Le lendemain, cette personne me recontacte, et, si je comprend bien ce qu'il m'a dit, me fait savoir qu'il sait que c'est parce qu'il est asiat que je lui ai fait du riz. Et visiblement il l'a mal pris. Étonnamment, ma première réaction réflexe est l'envie de dire que le risotto est traditionnellement considéré comme un plat italien(j'ai même été vérifié sur wikipédia). Mais j'ai aussitôt réalisé que ce n'était absolument pas pertinent (outre le fait que je doute que les italiens soient les seuls à avoir imaginé de mettre de trucs avec du riz et un mini fond d'eau). Je pense aussi que le risotto est aussi un truc que je me fais souvent, pour les raisons expliquées plus haut. Je peux comprendre qu'on lui offre souvent du riz, voir que l'on fasse référence au riz en parlant à lui, donc que recevoir ce plat n'était pas neutre du tout pour lui. Que je ne suis pas sensibilisé à ces questions, sinon j'aurai pensé à faire un plat qui a moins de chance de faire penser à des remarques racistes qu'il peut se prendre. Et que dans tous les cas, il ne peut pas me connaître assez pour pouvoir savoir si je fais régulièrement du riz ou si j'en ai fait spécialement pour lui.
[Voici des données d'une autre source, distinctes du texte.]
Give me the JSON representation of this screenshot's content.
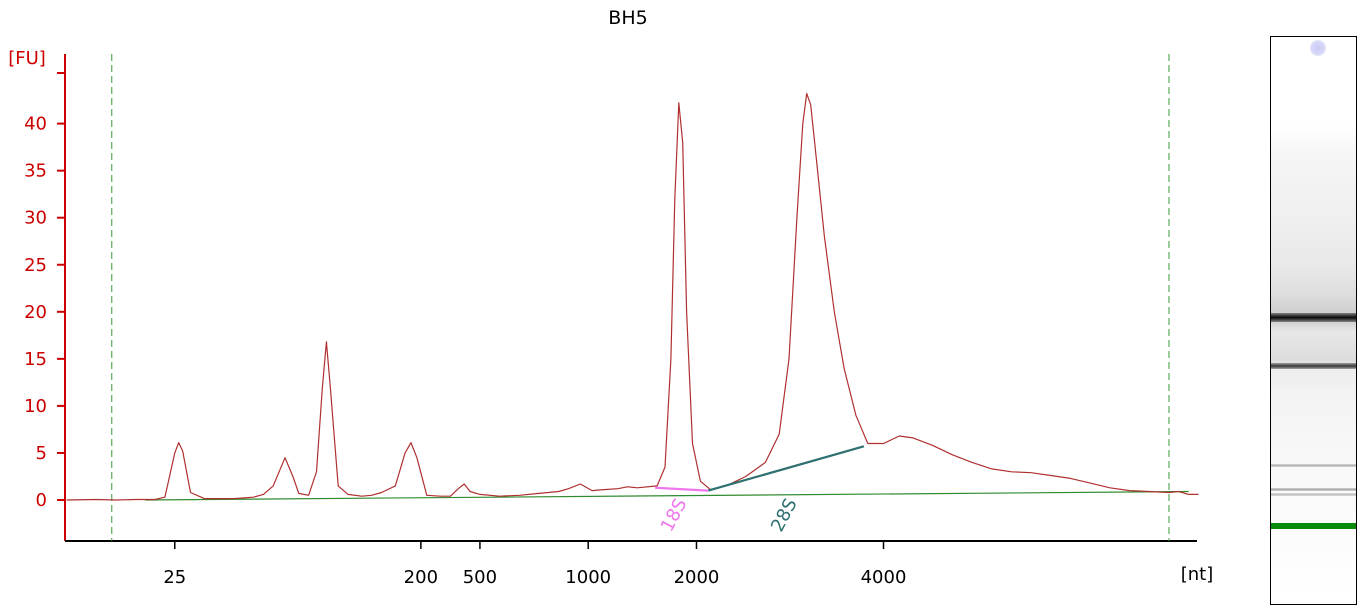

Je me suis aussi pris un certain nombre d'autre remarque parce que, soit que je participais pas assez à la discussion et qu'il voyait que ce que je disais ne m'intéressait pas, soit que j'avais tenté de le censurer en parlant et le coupant. Bien sûr, je reformule. On a interagi durant des heures sur quelques jours, il est dur de tout résumer en un billet. Mais il a explicitement employé le mot censure pour parler de discussion entre nous. Et il me rappelle que j'ai utilisé du féminin pour parler de lui (pour rappel, j'ai parlé de sa main), alors qu'il espérait que, avec un mec qu'il a rencontré sur okCupid, avec ce que j'avais dis sur les Interventions en Milieu Scolaire contre les LGBTphobies, il aurait cru que je serai sensibilisé et ne ferait pas ce genre de bêtise.
Ce que j'ai compris
Là où je veux en venir avec cette anecdote, c'est que j'ai légèrement pu comprendre, pour la première fois, d'où vient la réaction de tout ces personnes qui, dans les médias, disent «on ne peut plus rien dire». Je comprend très légèrement comment ils peuvent ressentir l'impression qu'ils sont brimés car ils sont blanc, cis, het...
Sauf qu'en réalité, je comprend encore moins. J'admet volontiers que c'est légèrement frustrant de se prendre ces remarques, et d'avoir l'impression que quoi que je fasse, ça prouvera forcément que je suis une mauvaise personne. Mais ceci dit, ça reste incommensurablement moins frustrant que toutes les injustices qu'il a pu me raconter, ou que j'ai pu lire dans de nombreux autres témoignages. Dans le pire des cas, j'ai du passer une dizaine d'heure à interagir avec lui, et je dirai même pas que c'est des heures perdu. Et j'ai dépensé deux assiettes de risottos. Bref, rien qui aura la moindre influence sur ma vie. J'aurai écris un billet de blog en plus, et si je réinvite quelqu'un à manger, j'aurai en tête d'autres questions à prendre en compte, en plus de savoir quels sont ses restrictions alimentaires.
Ce qui fait que, si c'est ça ce dont les gens dont qui disent «on ne peut plus rien dire» se plaignent, même si ce genre de réaction leur arrive bien plus souvent qu'à moi, je comprend vraiment pas cette plainte.